The genetic basis of tail-loss evolution in humans and apes
NYU researchers at the Tandon School of Engineering and the Grossman School of Medicine are trying to understand an age-old question that bedeviled most of us at some point: Why do all the other animals have tails, but not me? The loss of the tail is one of the main anatomical evolutionary changes to have occurred along the lineage leading to humans and to the “anthropomorphous apes.” The loss of tails has long been thought to have played a key role in bipedalism in humans.
This curiosity-based question was addressed by using bioinformatics tools to look at differences between the genomes of humans (and the other apes, which all lack tails) and monkeys (which all have tails, like most other mammals).
Bo Xia, a PhD candidate studying this problem in the labs of Jef Boeke and Itai Yanai, looked at sequence alignments of all genes known to be involved in tail development and discovered a movable piece of DNA called a retrotransposon inserted in the TBXT gene, which is a developmental regulator crucial for tail development.
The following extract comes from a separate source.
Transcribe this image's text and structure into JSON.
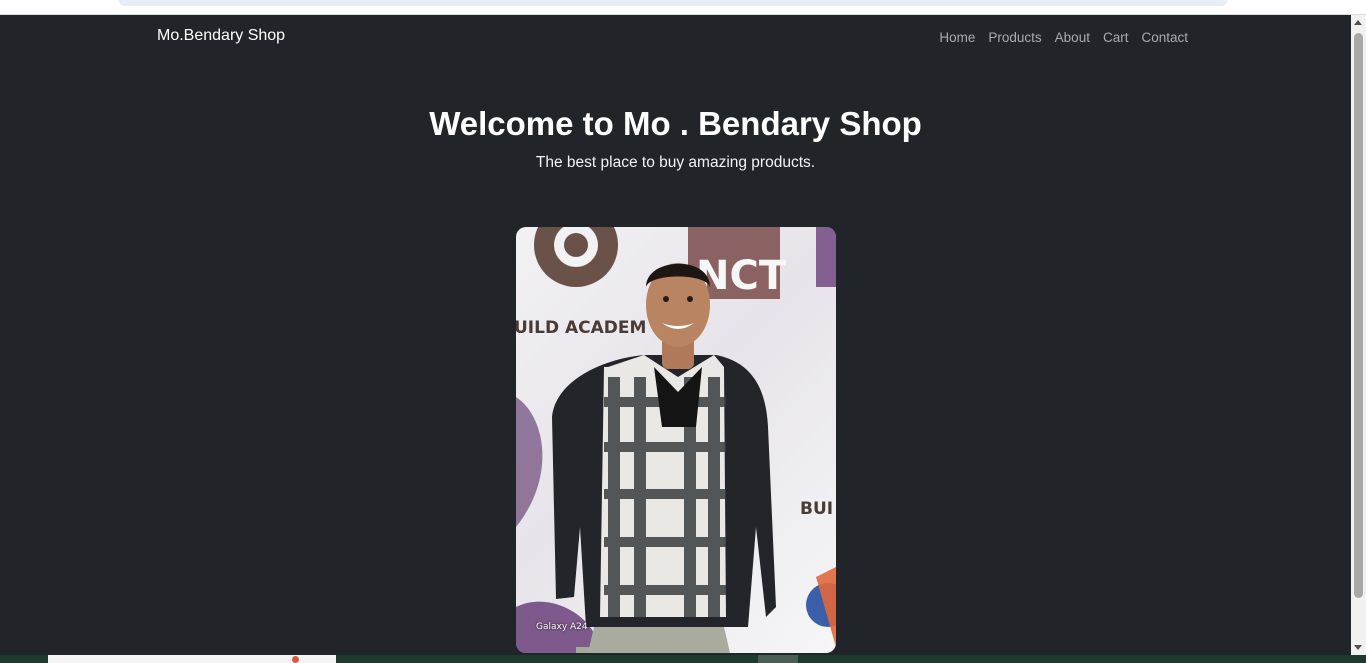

The reason it had not been spotted before was due its placement in noncoding (intron) DNA, where most people would not look for mutations.
Examination of the gene, which carried other copies of the Alu retrotransposon, led to a model for how the Alu might disregulate splicing of TBXT RNA. The researchers engineered a mouse model to test this hypothesis and found that indeed, many mice with a suitably altered genome lacked a tail. They also found that the mice without tails also suffered from spinal cord malformations. It’s possible our ancestors who lost their tails also had this side effect, which may contribute to some health problems even today.